In the letter, Zawahiri thanks the Iranian Revolutionary Guards Corps for their “monetary and infrastructure assistance” that enabled the group to commit recent operations in Yemen, apparently in reference to the attack on the U.S. embassy. “Iran's Revolutionary Guards have provided important support in helping al-Qaeda to turn Yemen into a major centre of operations,” the Telegraph quoted a “senior Western security official” as saying.
A “senior U.S. intelligence official” confirmed to the Long War Journal that Saad Bin Laden acts as a liaison between Zawahiri and Iran, and even elaborated on the communication between the two parties. “Zawahiri was concerned that the al Qaeda-manned militia fighting on the side of the government against the Iranian-backed Houthi rebels might threaten Iran’s interests in Yemen," LWJ quoted the source as saying. Iran has been widely accused of supporting the Zaydi Shiites who are fighting the Yemeni government.
Arab press outlets first wrote about the Iran connection in August. The Saudi Al-Watan reported that a senior Al-Qaeda leader in Yemen, Naif Muhammad al-Kahtani, also known as Abu Haman, was receiving Iranian financing to support attacks in the country as well as Saudi Arabia. On January 20, the Yemen Observer reported that Al-Iman University in San’a was being used by Iran and Qatar to train volunteers who wanted to fight the Israelis in the Gaza Strip. Emir Al-Thani of Qatar, ostensibly a U.S. ally and natural enemy of Iran due to their Arab ethnicity, met with President Ahmadinejad this month and said that the Islamic world needed a superpower like Iran.
The Reform Party of Syria, a U.S.-based group of dissidents, claimed on September 15 that they received intelligence from Palestinian sources in Syria that the Iranian Revolutionary Guards were using the remants of Abu Nidal’s terrorist group, called the Revolutionary Council, in Syria to develop a terrorist network in Eb, Yemen “where training is underway.” Although Abu Nidal himself was assassinated in Baghdad in 2002, almost certainly at the hands of the Iraqi regime that was harboring him, the rest of his group departed Iraq for Syria.

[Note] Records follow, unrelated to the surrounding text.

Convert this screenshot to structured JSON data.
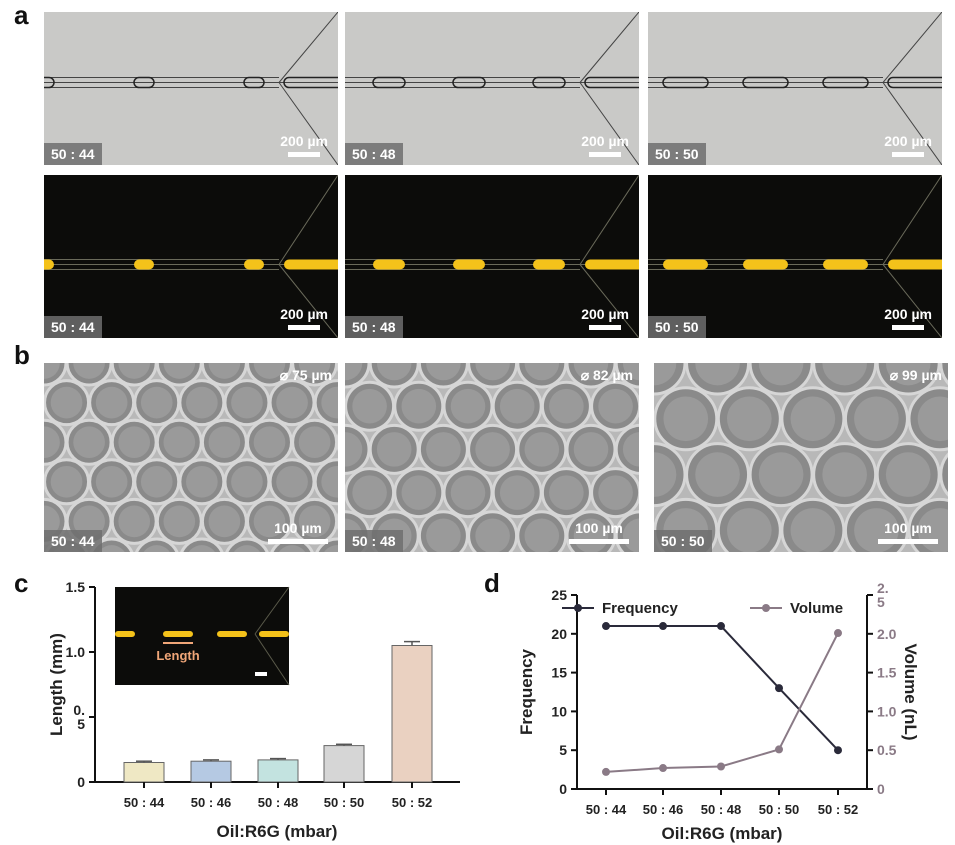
{
  "panel_labels": {
    "a": "a",
    "b": "b",
    "c": "c",
    "d": "d"
  },
  "panel_a": {
    "bright": [
      {
        "ratio": "50 : 44",
        "scale": "200 µm"
      },
      {
        "ratio": "50 : 48",
        "scale": "200 µm"
      },
      {
        "ratio": "50 : 50",
        "scale": "200 µm"
      }
    ],
    "fluor": [
      {
        "ratio": "50 : 44",
        "scale": "200 µm"
      },
      {
        "ratio": "50 : 48",
        "scale": "200 µm"
      },
      {
        "ratio": "50 : 50",
        "scale": "200 µm"
      }
    ]
  },
  "panel_b": [
    {
      "ratio": "50 : 44",
      "scale": "100 µm",
      "diameter": "⌀ 75 µm"
    },
    {
      "ratio": "50 : 48",
      "scale": "100 µm",
      "diameter": "⌀ 82 µm"
    },
    {
      "ratio": "50 : 50",
      "scale": "100 µm",
      "diameter": "⌀ 99 µm"
    }
  ],
  "chart_data": [
    {
      "type": "bar",
      "categories": [
        "50 : 44",
        "50 : 46",
        "50 : 48",
        "50 : 50",
        "50 : 52"
      ],
      "values": [
        0.15,
        0.16,
        0.17,
        0.28,
        1.05
      ],
      "errors": [
        0.01,
        0.01,
        0.01,
        0.01,
        0.03
      ],
      "colors": [
        "#efe8c4",
        "#b5c9e3",
        "#c3e3e0",
        "#d6d6d6",
        "#ead1c1"
      ],
      "xlabel": "Oil:R6G (mbar)",
      "ylabel": "Length (mm)",
      "ylim": [
        0,
        1.5
      ],
      "yticks": [
        "0",
        "0.\n5",
        "1.0",
        "1.5"
      ],
      "inset_label": "Length"
    },
    {
      "type": "line",
      "categories": [
        "50 : 44",
        "50 : 46",
        "50 : 48",
        "50 : 50",
        "50 : 52"
      ],
      "series": [
        {
          "name": "Frequency",
          "axis": "left",
          "values": [
            21,
            21,
            21,
            13,
            5
          ],
          "color": "#2a2a3a"
        },
        {
          "name": "Volume",
          "axis": "right",
          "values": [
            0.22,
            0.27,
            0.29,
            0.51,
            2.01
          ],
          "color": "#8a7a86"
        }
      ],
      "xlabel": "Oil:R6G (mbar)",
      "ylabel": "Frequency",
      "y2label": "Volume (nL)",
      "ylim": [
        0,
        25
      ],
      "y2lim": [
        0,
        2.5
      ],
      "yticks": [
        "0",
        "5",
        "10",
        "15",
        "20",
        "25"
      ],
      "y2ticks": [
        "0",
        "0.5",
        "1.0",
        "1.5",
        "2.0",
        "2.\n5"
      ],
      "legend": "top"
    }
  ]
}
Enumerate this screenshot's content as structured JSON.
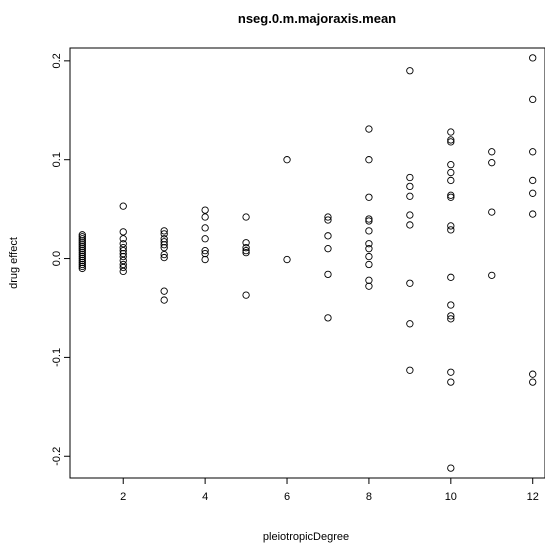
{
  "chart_data": {
    "type": "scatter",
    "title": "nseg.0.m.majoraxis.mean",
    "xlabel": "pleiotropicDegree",
    "ylabel": "drug effect",
    "xlim": [
      0.7,
      12.3
    ],
    "ylim": [
      -0.222,
      0.213
    ],
    "xticks": [
      2,
      4,
      6,
      8,
      10,
      12
    ],
    "yticks": [
      -0.2,
      -0.1,
      0.0,
      0.1,
      0.2
    ],
    "xtick_labels": [
      "2",
      "4",
      "6",
      "8",
      "10",
      "12"
    ],
    "ytick_labels": [
      "-0.2",
      "-0.1",
      "0.0",
      "0.1",
      "0.2"
    ],
    "grid": false,
    "marker": "open-circle",
    "points": [
      {
        "x": 1,
        "y": 0.024
      },
      {
        "x": 1,
        "y": 0.022
      },
      {
        "x": 1,
        "y": 0.02
      },
      {
        "x": 1,
        "y": 0.018
      },
      {
        "x": 1,
        "y": 0.016
      },
      {
        "x": 1,
        "y": 0.014
      },
      {
        "x": 1,
        "y": 0.012
      },
      {
        "x": 1,
        "y": 0.01
      },
      {
        "x": 1,
        "y": 0.008
      },
      {
        "x": 1,
        "y": 0.006
      },
      {
        "x": 1,
        "y": 0.004
      },
      {
        "x": 1,
        "y": 0.002
      },
      {
        "x": 1,
        "y": 0.0
      },
      {
        "x": 1,
        "y": -0.002
      },
      {
        "x": 1,
        "y": -0.004
      },
      {
        "x": 1,
        "y": -0.006
      },
      {
        "x": 1,
        "y": -0.008
      },
      {
        "x": 1,
        "y": -0.01
      },
      {
        "x": 2,
        "y": 0.053
      },
      {
        "x": 2,
        "y": 0.027
      },
      {
        "x": 2,
        "y": 0.02
      },
      {
        "x": 2,
        "y": 0.015
      },
      {
        "x": 2,
        "y": 0.011
      },
      {
        "x": 2,
        "y": 0.008
      },
      {
        "x": 2,
        "y": 0.005
      },
      {
        "x": 2,
        "y": 0.002
      },
      {
        "x": 2,
        "y": -0.002
      },
      {
        "x": 2,
        "y": -0.006
      },
      {
        "x": 2,
        "y": -0.009
      },
      {
        "x": 2,
        "y": -0.013
      },
      {
        "x": 3,
        "y": 0.028
      },
      {
        "x": 3,
        "y": 0.025
      },
      {
        "x": 3,
        "y": 0.02
      },
      {
        "x": 3,
        "y": 0.017
      },
      {
        "x": 3,
        "y": 0.014
      },
      {
        "x": 3,
        "y": 0.011
      },
      {
        "x": 3,
        "y": 0.004
      },
      {
        "x": 3,
        "y": 0.001
      },
      {
        "x": 3,
        "y": -0.033
      },
      {
        "x": 3,
        "y": -0.042
      },
      {
        "x": 4,
        "y": 0.049
      },
      {
        "x": 4,
        "y": 0.042
      },
      {
        "x": 4,
        "y": 0.031
      },
      {
        "x": 4,
        "y": 0.02
      },
      {
        "x": 4,
        "y": 0.008
      },
      {
        "x": 4,
        "y": 0.005
      },
      {
        "x": 4,
        "y": -0.001
      },
      {
        "x": 5,
        "y": 0.042
      },
      {
        "x": 5,
        "y": 0.016
      },
      {
        "x": 5,
        "y": 0.011
      },
      {
        "x": 5,
        "y": 0.008
      },
      {
        "x": 5,
        "y": 0.006
      },
      {
        "x": 5,
        "y": -0.037
      },
      {
        "x": 6,
        "y": 0.1
      },
      {
        "x": 6,
        "y": -0.001
      },
      {
        "x": 7,
        "y": 0.042
      },
      {
        "x": 7,
        "y": 0.039
      },
      {
        "x": 7,
        "y": 0.023
      },
      {
        "x": 7,
        "y": 0.01
      },
      {
        "x": 7,
        "y": -0.016
      },
      {
        "x": 7,
        "y": -0.06
      },
      {
        "x": 8,
        "y": 0.131
      },
      {
        "x": 8,
        "y": 0.1
      },
      {
        "x": 8,
        "y": 0.062
      },
      {
        "x": 8,
        "y": 0.04
      },
      {
        "x": 8,
        "y": 0.038
      },
      {
        "x": 8,
        "y": 0.028
      },
      {
        "x": 8,
        "y": 0.015
      },
      {
        "x": 8,
        "y": 0.01
      },
      {
        "x": 8,
        "y": 0.002
      },
      {
        "x": 8,
        "y": -0.006
      },
      {
        "x": 8,
        "y": -0.022
      },
      {
        "x": 8,
        "y": -0.028
      },
      {
        "x": 9,
        "y": 0.19
      },
      {
        "x": 9,
        "y": 0.082
      },
      {
        "x": 9,
        "y": 0.073
      },
      {
        "x": 9,
        "y": 0.063
      },
      {
        "x": 9,
        "y": 0.044
      },
      {
        "x": 9,
        "y": 0.034
      },
      {
        "x": 9,
        "y": -0.025
      },
      {
        "x": 9,
        "y": -0.066
      },
      {
        "x": 9,
        "y": -0.113
      },
      {
        "x": 10,
        "y": 0.128
      },
      {
        "x": 10,
        "y": 0.12
      },
      {
        "x": 10,
        "y": 0.118
      },
      {
        "x": 10,
        "y": 0.095
      },
      {
        "x": 10,
        "y": 0.087
      },
      {
        "x": 10,
        "y": 0.079
      },
      {
        "x": 10,
        "y": 0.064
      },
      {
        "x": 10,
        "y": 0.062
      },
      {
        "x": 10,
        "y": 0.033
      },
      {
        "x": 10,
        "y": 0.029
      },
      {
        "x": 10,
        "y": -0.019
      },
      {
        "x": 10,
        "y": -0.047
      },
      {
        "x": 10,
        "y": -0.058
      },
      {
        "x": 10,
        "y": -0.061
      },
      {
        "x": 10,
        "y": -0.115
      },
      {
        "x": 10,
        "y": -0.125
      },
      {
        "x": 10,
        "y": -0.212
      },
      {
        "x": 11,
        "y": 0.108
      },
      {
        "x": 11,
        "y": 0.097
      },
      {
        "x": 11,
        "y": 0.047
      },
      {
        "x": 11,
        "y": -0.017
      },
      {
        "x": 12,
        "y": 0.203
      },
      {
        "x": 12,
        "y": 0.161
      },
      {
        "x": 12,
        "y": 0.108
      },
      {
        "x": 12,
        "y": 0.079
      },
      {
        "x": 12,
        "y": 0.066
      },
      {
        "x": 12,
        "y": 0.045
      },
      {
        "x": 12,
        "y": -0.117
      },
      {
        "x": 12,
        "y": -0.125
      }
    ]
  }
}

Iran is clearly supporting Al-Qaeda’s activities in Yemen logistically, allowing members of the terrorist organization on Iranian soil to run a ratline into the Gulf. The government of Saudi Arabia in early February released a list of their 85 most wanted terrorists, 35 of which are believed to be in Iran or were last seen there, according to ASharq Awsat. The paper reported that the Saudis believed that the Al-Qaeda figures based in Iran were linking up with operatives in Yemen.
The best example of this ratline’s operation is the case of Said Ali al-Shihri, an Al-Qaeda operative who once was held at Guantanamo Bay and then transferred to Saudi custody in 2007. After graduating from the Saudi terrorist “rehabilitation” program, he met with “extremists” in Iran, where he assisted with their travel to Afghanistan. From Iran, he traveled to Yemen and became the deputy leader of Al-Qaeda’s branch there, later appearing on a videotape to announce his appointment.
Iran’s assistance to both Al-Qaeda in Yemen as well as the Shiite Zaydi rebels is an important case study in Iran’s ability to play both sides. In Iraq, the Iranian regime similarly supported both sides, backing both the Shiite militia and Sunni insurgents. As the battle in Yemen heats up, the U.S. must recognize that the country isn’t simply a front in the struggle against Al-Qaeda, but a new front in Iran’s offensive against Western interests in the region.